Had Reagan succeeded on his terms, the deal struck between the two powers in Iceland would have badly strained American relations with its nuclear-armed European allies and provided an economic lifeline to Moscow that might have postponed the Soviet Union’s implosion. In retrospect, the president’s willingness to walk away from the table set the stage for one of the most astonishing events of the 20th Century: the peaceful end of the Cold War and the fall of European communism.

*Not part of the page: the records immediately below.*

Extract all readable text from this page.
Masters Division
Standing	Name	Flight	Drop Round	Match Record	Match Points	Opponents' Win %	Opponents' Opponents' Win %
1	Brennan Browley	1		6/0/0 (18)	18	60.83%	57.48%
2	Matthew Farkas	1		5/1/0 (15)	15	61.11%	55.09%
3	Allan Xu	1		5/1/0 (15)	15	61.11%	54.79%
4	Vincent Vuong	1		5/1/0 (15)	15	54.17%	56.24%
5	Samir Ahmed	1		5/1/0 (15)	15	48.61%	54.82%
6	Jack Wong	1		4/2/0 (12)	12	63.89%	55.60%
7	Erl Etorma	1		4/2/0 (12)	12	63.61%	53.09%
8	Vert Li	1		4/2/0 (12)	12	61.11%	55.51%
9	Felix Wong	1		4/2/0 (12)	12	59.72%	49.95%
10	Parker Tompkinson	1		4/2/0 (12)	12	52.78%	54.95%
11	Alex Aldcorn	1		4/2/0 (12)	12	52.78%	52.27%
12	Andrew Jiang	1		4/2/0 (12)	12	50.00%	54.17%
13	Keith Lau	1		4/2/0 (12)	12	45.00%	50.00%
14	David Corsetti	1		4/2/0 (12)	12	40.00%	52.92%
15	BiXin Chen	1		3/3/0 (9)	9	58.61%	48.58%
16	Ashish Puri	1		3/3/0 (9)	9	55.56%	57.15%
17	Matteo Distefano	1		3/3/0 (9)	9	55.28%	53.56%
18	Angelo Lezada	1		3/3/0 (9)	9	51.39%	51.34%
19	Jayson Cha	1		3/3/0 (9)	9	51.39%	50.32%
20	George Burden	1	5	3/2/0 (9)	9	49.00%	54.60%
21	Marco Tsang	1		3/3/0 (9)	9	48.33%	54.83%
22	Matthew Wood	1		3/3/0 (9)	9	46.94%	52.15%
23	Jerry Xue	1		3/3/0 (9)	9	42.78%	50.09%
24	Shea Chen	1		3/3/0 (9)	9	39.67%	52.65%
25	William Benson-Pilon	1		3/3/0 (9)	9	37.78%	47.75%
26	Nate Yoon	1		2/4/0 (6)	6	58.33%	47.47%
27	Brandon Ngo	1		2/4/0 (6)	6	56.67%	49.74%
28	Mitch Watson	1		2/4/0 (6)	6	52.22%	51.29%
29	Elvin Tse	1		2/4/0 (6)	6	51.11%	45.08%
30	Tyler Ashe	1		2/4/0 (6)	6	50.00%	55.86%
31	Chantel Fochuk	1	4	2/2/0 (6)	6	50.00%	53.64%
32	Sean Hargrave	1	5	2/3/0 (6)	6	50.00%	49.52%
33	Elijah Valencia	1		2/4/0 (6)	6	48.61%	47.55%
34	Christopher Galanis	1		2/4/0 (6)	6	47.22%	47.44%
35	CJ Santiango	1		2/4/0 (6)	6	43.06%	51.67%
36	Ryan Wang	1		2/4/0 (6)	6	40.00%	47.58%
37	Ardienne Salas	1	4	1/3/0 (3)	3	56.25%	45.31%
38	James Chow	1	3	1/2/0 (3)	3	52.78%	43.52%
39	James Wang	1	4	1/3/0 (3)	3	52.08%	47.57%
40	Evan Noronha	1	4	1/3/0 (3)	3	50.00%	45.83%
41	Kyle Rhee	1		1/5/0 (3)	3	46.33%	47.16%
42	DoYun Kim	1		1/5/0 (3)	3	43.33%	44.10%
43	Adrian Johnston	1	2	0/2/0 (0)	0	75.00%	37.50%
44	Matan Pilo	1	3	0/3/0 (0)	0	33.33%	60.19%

The perils of a failed summit have proved all too real. John F. Kennedy’s 1961 meeting with Soviet Premier Nikita Khrushchev in Vienna, Austria, stands as a warning to headstrong presidents seeking to leave their mark on the world. Kennedy studied closely the cataclysmic miscalculations made in Munich in 1939 and believed himself capable of avoiding the traps into which Neville Chamberlain had fallen, but he made his own unique mistakes. The young president allowed himself to be harangued by Khrushchev, which left the Soviet leader convinced of his weakness. “It was just a disaster,” said Assistant Secretary of State Paul Nitze. “I’m scared to death about what will happen next.” His trepidation was warranted. Within two months, Khrushchev ordered the walling in of East Berliners. One year after that, Soviet high command approved the deployment of nuclear missiles to Cuba, touching off the most dangerous nuclear crisis the world has ever known.

The collapse of a fraught summit between the leader of the free world and the abhorrent head of one of the world’s most repulsive regimes does not signal the end of diplomacy. Indeed, it is a hopeful sign; a failed summit between the two countries’ principals might have closed off pathways to further negotiations. Negotiations between functionaries at lower governmental levels do not carry that risk.

Nor should Western diplomatic professionals worry that Trump has undermined Kim’s domestic position to the point that he will have to adopt a more confrontational posture and appease his regime’s hardline elements. A confrontational North Korea is the status quo ante; not optimal, but not an unknown quantity either. From Soviet generals to the Iranian mullahs, Westerners are frequently in thrall to the idea that a given interlocutor is surely preferable to uncompromising alternatives waiting in the wings. That is the appeaser’s construct. A deal that preserves the longevity of this criminal regime without a verifiable and long-term solution to the threat that a summit is designed to address is far worse than no summit at all.

Trump deserves credit both for being open to outside-the-box solutions to the crisis on the Korean Peninsula and for recognizing when it was time to cut his losses on a bad idea. In the end, if maximum pressure on Pyongyang, Beijing, Moscow, and the rest of the rogues who support this disgraceful state convinces the Kim regime to make some hard choices about its survival, Trump may actually deserve that Nobel Prize.